Using the Raspberry Pi as a wireless webcam server…
The other day, I was walking around in Fry’s Electronics, and noticed that they had HP HD-2200 webcams on sale for a mere $6. I thought to myself: hey, even if the camera is crappy (and it is) that is simply too cheap to pass up, and grabbed one. Last night, I decided to try to pair it with my Raspberry Pi and the WiPi dongle, and see if I could make a simple webcam that I could move around. Over the next 30 minutes or so, this is what I came up with.

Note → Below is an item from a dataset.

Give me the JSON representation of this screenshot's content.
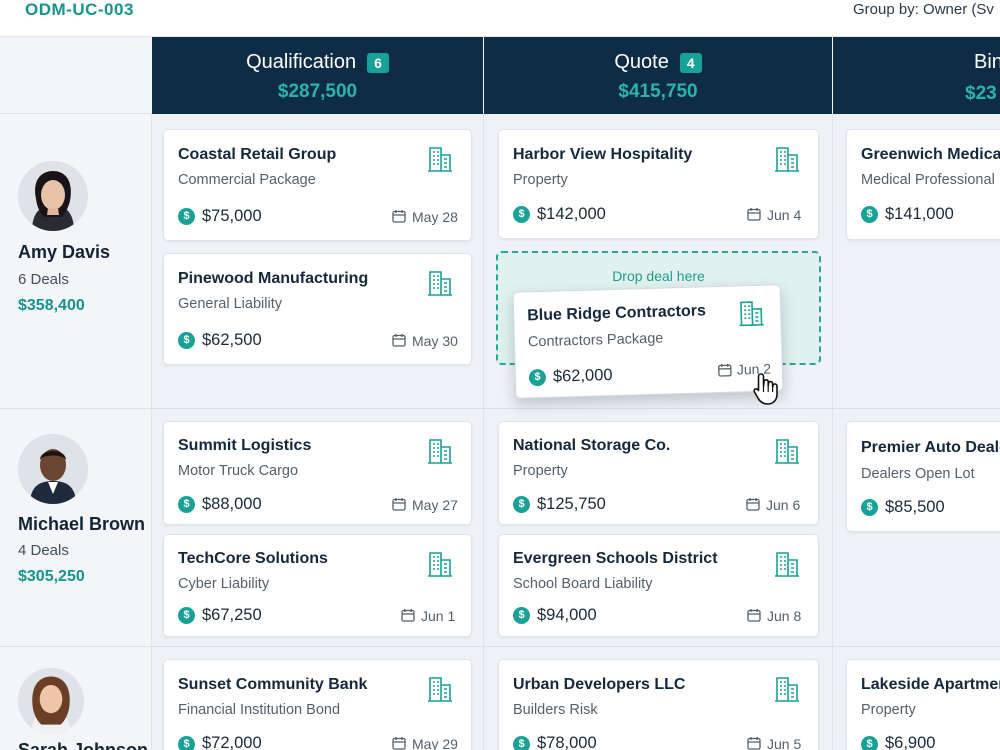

The driver for the webcam already existed. The USB driver lists the maximum power from this webcam at 200ma, which seemed modest enough, so I configured my Raspberry Pi with the WiPi and webcam plugged in directly, without any powered hub. Technically, the combination of the WiPi and the Pi might be over the reasonable limit, but I have seen others do a similar setup, so I decided to step boldly. This is nice, because it means that you just have one plug, and the resulting package is quite compact and mobile.
Experimentation using ffmpeg to read from the v4l2 device showed that the camera needed to capture a few frames before the automatic exposure would yield a decent image, so I grumbled a bit and experimented. After 10 minutes of inconsistent results, I recalled hearing about a different but simple webcam server program called fswebcam. It’s a simple little program, and was in the package repository, so a simple “sudo apt-get install fswebcam” and I had the software installed. It’s got a pretty good man page too. Fswebcam doesn’t stream video, but it can do one-shot and periodic captures, and has a lot of the essential features that I wanted, including capturing and skipping a bunch of frames, and capturing and averaging a bunch of frames for output.
This morning, I left my camera aimed at the bed in our guest room, which is where my cat Scrappy likes to take his naps. I hoped that later in the day, I’d be able to get a picture of him. The room has some direct sun during the day, which makes for some harsh lighting, which makes the picture pretty unimpressive.
Nope, he wasn’t napping there. Or was he? I loaded the image into gimp, and stretched the contrast with the Levels adjustment:
Ahah! Hiding next to the wall! (That’s a cloud painted on the wall above and to the right of him).
Oh, incidently, I didn’t have an http server installed on the Pi, but then remembered that it does have python. If you run “python -m SimpleHTTPServer” it will create a webserver that can serve files out of the current directory on port 8000.
Later, I may try to use ffserver or motion to do something fancier, but I’m happy with this setup so far.